Den Auftakt des Wettbewerbs mit rund 650 Mitwirkenden bildet am Freitag um 20 Uhr das Eröffnungskonzert im Ernst-Hohner-Konzerthaus mit dem Landesblasorchester Baden-Württemberg und dem Landes-Polizeiorchester. Der Wettbewerb ist tags darauf an drei Spielorten: Konzerthaus, Bundesakademie und Musikhochschule. Im Konzerthaus stellen sich von 11 bis 14.40 Uhr die Akkordeonorchester den Juroren, von 15 bis 17.40 Uhr sind die Bigbands an der Reihe. Die Blasorchester sind von 9 bis 16.10 Uhr in der Bundesakademie dran. Der einzige teilnehmende Posaunenchor tritt von 11 bis 11.40 Uhr in der Musikhochschule vor die Jury. In der Musikhochschule sind von 14 bis 16.40 Uhr Zupforchester und Gitarrenorchester zu hören. Die Abschlussveranstaltung mit Bekanntgabe der Ergebnisse findet um 20 Uhr im Konzerthaus statt.

Kostenfreie Tickets gibt es unter www.wao18.de


Trossinger vor und hinter den Kulissen dabei:
als Helfer, Musiker, Juror, Dirigent, Komponist…

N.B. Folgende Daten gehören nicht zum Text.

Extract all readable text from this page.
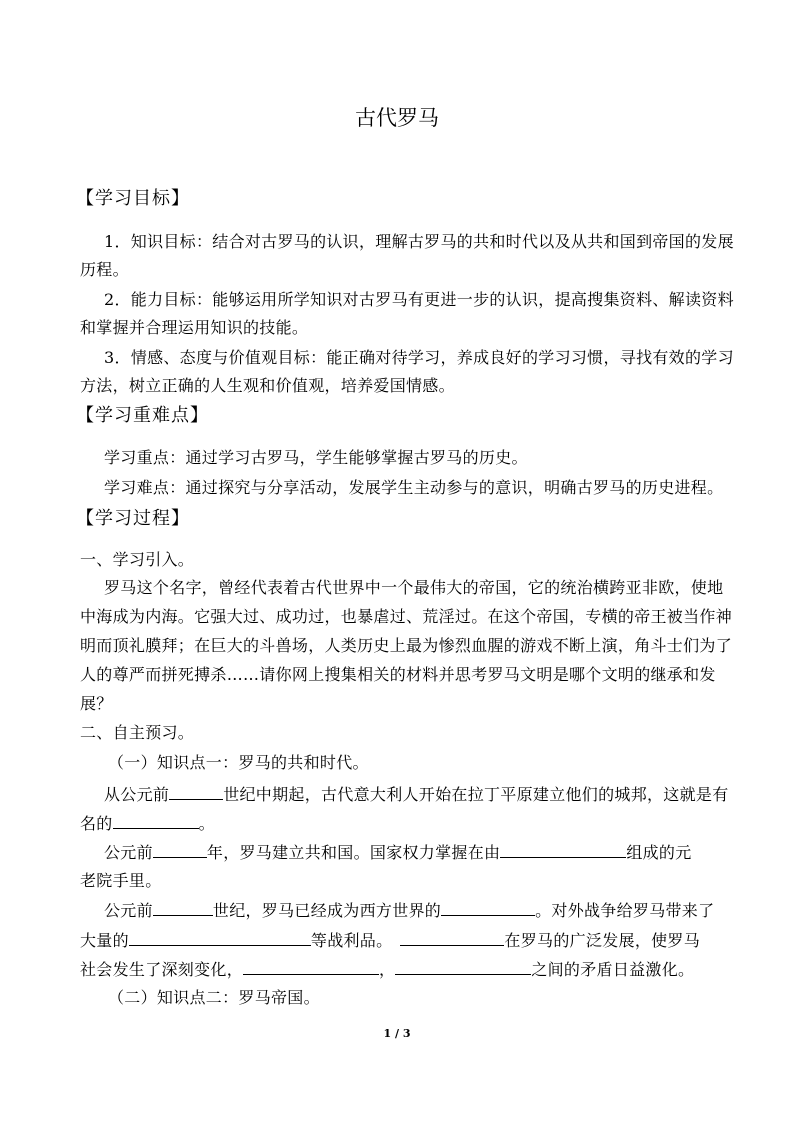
古代罗马
【学习目标】
1．知识目标：结合对古罗马的认识，理解古罗马的共和时代以及从共和国到帝国的发展
历程。
2．能力目标：能够运用所学知识对古罗马有更进一步的认识，提高搜集资料、解读资料
和掌握并合理运用知识的技能。
3．情感、态度与价值观目标：能正确对待学习，养成良好的学习习惯，寻找有效的学习
方法，树立正确的人生观和价值观，培养爱国情感。
【学习重难点】
学习重点：通过学习古罗马，学生能够掌握古罗马的历史。
学习难点：通过探究与分享活动，发展学生主动参与的意识，明确古罗马的历史进程。
【学习过程】
一、学习引入。
罗马这个名字，曾经代表着古代世界中一个最伟大的帝国，它的统治横跨亚非欧，使地
中海成为内海。它强大过、成功过，也暴虐过、荒淫过。在这个帝国，专横的帝王被当作神
明而顶礼膜拜；在巨大的斗兽场，人类历史上最为惨烈血腥的游戏不断上演，角斗士们为了
人的尊严而拼死搏杀……请你网上搜集相关的材料并思考罗马文明是哪个文明的继承和发
展？
二、自主预习。
（一）知识点一：罗马的共和时代。
从公元前	世纪中期起，古代意大利人开始在拉丁平原建立他们的城邦，这就是有
名的	。
公元前	年，罗马建立共和国。国家权力掌握在由	组成的元
老院手里。
公元前	世纪，罗马已经成为西方世界的	。对外战争给罗马带来了
大量的	等战利品。	在罗马的广泛发展，使罗马
社会发生了深刻变化，	，	之间的矛盾日益激化。
（二）知识点二：罗马帝国。
1 / 3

Veranstalter dieses musikalischen Großereignisses ist die Bundesvereinigung Deutscher Orchesterverbände (BDO), die in der Musikstadt Trossingen seit 1956 ihren Sitz hat. Aktiv mit dabei ist das Orchester Hohnerklang, dessen Mitglieder nicht nur das Abschlusskonzert bestreiten, sondern auch zusammen mit den Trossinger Bläserbuben für das leibliche Wohl der Gäste sorgen. Überhaupt sind zahlreiche der Musikszene zugehörige Trossinger in diesen nur alle vier Jahre stattfindenden Wettbewerb eingebunden. Beispielsweise René Schuh, der Direktor der Bundesakademie für musikalische Jugendbildung, der den Vorsitz des ehrenamtlichen Fachbeirats übernommen hat. Als Juroren agieren Johannes Baumann und Werner Glutsch, zwei Dozenten des Hohner-Konservatoriums, ferner Stefan Halder, Honorarprofessor an der Musikhochschule und langjähriger Dirigent der Stadtkapelle Trossingen. Er dirigiert auch beim Eröffnungs-Konzert das Landespolizeiorchester Baden-Württemberg, das unter anderem eine Komposition des jungen Trossingers Nikodemus Gollnau präsentiert. Musikalisch in Erscheinung treten weitere in Trossingen bekannte Gesichter: Kons-Dozent Stefan Hippe dirigiert das Akkordeon-Landesjugendorchester, sein Kollege Wolfgang Ruß stellt sich mit A-Train, der Landes-Akkordeon-Bigband Hessen, den Juroren. Und auch mit Stücken einiger Komponisten der Trossinger Szene gehen Ensembles in den Wettbewerb: Vier teilnehmende Akkordeonorchester spielen Peter Hochs „Unter den Himmeln“, außerdem sind Titel von Fritz Dobler und Stefan Hippe vertreten, und auch Kompositionen der Trossinger Akkordeonlegende Rudolf Würthner sind vertreten.